A l'image de l'ancienne ministre du Budget, l'opposition dénonce "l'overdose fisacle"

A l'image de l'ancienne ministre du Budget, l'opposition dénonce "l'overdose fisacle" - -

Alors que le gouvernement est empêtré dans le dossier de la nouvelle taxe à 75%, l'UMP s'engouffre dans la brèche en dénonçant "l'overdose fiscale" imposée par la gauche.

Il n'y aura pas de nouvelle augmentation d'impôts durant le quinquennat. Mieux: les impôts baisseront à partir de 2016. Voilà en substance le discours gouvernemental sur les prélèvements obligatoires depuis ces derniers jours.

Sauf que le dossier de la taxation des plus hauts revenus après le rejet de la contribution de 75% par le Conseil constitutionnel met le gouvernement en porte-à-faux. François Hollande n'a-t-il pas annoncé lors de ses voeux son intention de voir un nouveau prélèvement voté en 2013 ?

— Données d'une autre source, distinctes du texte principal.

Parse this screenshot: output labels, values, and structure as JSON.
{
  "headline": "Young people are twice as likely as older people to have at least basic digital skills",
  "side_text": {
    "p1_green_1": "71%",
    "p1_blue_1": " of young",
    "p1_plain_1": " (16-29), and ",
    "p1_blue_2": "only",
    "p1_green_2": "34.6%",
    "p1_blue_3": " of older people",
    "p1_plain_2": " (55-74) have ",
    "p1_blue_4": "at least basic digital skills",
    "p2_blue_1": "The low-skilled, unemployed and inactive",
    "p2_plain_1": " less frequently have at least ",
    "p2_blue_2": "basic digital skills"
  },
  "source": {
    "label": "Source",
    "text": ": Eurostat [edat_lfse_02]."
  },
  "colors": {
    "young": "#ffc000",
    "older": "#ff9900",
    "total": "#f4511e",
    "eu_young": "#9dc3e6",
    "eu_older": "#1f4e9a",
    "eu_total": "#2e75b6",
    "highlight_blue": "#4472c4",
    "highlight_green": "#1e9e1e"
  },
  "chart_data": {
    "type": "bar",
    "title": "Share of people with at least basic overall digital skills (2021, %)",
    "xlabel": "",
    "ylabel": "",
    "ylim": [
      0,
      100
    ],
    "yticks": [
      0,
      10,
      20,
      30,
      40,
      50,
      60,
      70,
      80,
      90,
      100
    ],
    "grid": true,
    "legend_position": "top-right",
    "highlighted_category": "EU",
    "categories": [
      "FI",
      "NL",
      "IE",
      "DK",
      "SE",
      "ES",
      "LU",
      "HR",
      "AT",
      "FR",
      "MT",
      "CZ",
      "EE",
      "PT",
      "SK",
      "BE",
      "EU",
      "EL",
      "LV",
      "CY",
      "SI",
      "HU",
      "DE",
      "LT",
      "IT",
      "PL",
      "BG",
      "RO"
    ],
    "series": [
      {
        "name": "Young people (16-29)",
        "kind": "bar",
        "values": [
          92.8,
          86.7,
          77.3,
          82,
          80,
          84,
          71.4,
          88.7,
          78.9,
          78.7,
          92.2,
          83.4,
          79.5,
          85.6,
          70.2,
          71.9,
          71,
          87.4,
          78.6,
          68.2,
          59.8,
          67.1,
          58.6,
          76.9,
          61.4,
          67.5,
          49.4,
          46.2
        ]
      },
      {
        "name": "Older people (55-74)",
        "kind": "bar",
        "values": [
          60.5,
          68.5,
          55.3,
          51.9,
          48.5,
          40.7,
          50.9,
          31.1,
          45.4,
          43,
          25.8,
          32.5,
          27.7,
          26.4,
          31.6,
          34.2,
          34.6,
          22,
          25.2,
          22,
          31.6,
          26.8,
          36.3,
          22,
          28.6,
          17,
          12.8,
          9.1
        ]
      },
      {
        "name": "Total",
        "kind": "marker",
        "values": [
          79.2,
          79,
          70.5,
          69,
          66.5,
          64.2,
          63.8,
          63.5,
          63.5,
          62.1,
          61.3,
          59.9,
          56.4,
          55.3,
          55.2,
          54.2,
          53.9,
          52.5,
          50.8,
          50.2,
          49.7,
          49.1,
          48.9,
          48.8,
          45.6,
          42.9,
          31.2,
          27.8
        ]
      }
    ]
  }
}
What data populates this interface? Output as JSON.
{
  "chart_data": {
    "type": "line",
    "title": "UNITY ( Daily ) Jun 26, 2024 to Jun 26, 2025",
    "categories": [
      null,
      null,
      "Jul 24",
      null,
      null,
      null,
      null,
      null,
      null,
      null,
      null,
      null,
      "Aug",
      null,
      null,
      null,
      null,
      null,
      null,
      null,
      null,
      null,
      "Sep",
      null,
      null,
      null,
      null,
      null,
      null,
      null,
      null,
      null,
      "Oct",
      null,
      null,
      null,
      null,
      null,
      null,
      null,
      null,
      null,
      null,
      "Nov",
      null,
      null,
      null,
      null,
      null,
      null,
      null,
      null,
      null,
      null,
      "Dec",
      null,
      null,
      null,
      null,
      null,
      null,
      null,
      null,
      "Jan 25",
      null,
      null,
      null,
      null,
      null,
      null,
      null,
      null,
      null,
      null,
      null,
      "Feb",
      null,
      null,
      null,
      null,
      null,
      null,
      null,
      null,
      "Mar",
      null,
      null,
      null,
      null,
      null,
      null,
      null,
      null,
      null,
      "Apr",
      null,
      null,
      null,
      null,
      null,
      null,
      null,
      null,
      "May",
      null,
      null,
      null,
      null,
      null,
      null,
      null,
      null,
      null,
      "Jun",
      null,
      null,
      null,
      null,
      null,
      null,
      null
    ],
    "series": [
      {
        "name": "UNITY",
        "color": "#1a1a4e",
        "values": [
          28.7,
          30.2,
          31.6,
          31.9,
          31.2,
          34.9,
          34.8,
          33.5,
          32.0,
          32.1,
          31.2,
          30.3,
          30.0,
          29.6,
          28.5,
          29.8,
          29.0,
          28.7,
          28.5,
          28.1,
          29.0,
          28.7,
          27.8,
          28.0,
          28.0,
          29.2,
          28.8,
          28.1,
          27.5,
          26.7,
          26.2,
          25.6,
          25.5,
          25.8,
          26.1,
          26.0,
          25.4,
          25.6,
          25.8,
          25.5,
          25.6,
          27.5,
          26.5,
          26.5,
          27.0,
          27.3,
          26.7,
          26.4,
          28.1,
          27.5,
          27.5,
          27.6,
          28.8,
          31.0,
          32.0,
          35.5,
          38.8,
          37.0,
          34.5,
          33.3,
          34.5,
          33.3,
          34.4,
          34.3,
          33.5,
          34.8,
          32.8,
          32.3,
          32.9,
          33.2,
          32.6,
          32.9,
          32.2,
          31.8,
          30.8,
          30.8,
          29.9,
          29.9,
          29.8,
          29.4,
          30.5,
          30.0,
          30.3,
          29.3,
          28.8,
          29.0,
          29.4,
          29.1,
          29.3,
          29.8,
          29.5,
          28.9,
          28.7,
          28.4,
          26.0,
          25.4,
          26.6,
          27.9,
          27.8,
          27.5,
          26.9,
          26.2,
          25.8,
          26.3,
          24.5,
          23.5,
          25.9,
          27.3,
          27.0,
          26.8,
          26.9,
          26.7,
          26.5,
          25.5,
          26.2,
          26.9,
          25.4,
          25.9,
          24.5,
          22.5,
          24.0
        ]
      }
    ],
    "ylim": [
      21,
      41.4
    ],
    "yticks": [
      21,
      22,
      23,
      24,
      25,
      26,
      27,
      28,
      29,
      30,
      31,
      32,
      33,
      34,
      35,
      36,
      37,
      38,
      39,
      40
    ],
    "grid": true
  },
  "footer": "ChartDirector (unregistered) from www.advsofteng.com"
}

Du coup, l'opposition s'engouffre dans la brèche. Pour Valérie Pécresse, ancienne ministre UMP du Budget de François Fillon, "le seuil de tolérance fiscale est largement dépassé, on est en overdose fiscale", ce qui "va être fatal pour notre économie"."Pour boucler un budget, il faut soit plus de recettes, soit moins de dépenses. Les baisses des dépenses, on les attend toujours et les recettes ne seront pas au rendez-vous", a ajouté la députée des Yvelines ce matin sur Europe 1.

De son côté, son prédécesseur à Bercy, Eric Woerth, a enfoncé le clou sur le site du Figaro, ce lundi. La France "est la risée du monde entier aujourd'hui sur la fiscalité", a-t-il lancé. Concernant l'annonce d'une stabilité fiscale, il a affirmé : "je n'y crois pas. D'abord parce que Jérôme Cahuzac dit exactement le contraire (...) puisqu'il dit que cette fameuse taxe de 75% qui a été abandonnée ou plutôt jetée par le Conseil constitutionnel, vaudra probablement pour toute la durée du quinquennat, alors qu'elle ne valait que pour deux ans."

Quant à l'ancien ministre UMP Laurent Wauquiez, il a estimé, dimanche, sur RTL : "si le futur dispositif s'avère pérenne, c'est "parce qu'en réalité le gouvernement n'ouvre pas le seul sujet qui compte, qui est la baisse de la dépense publique, il ne s'attaque pas à cette question".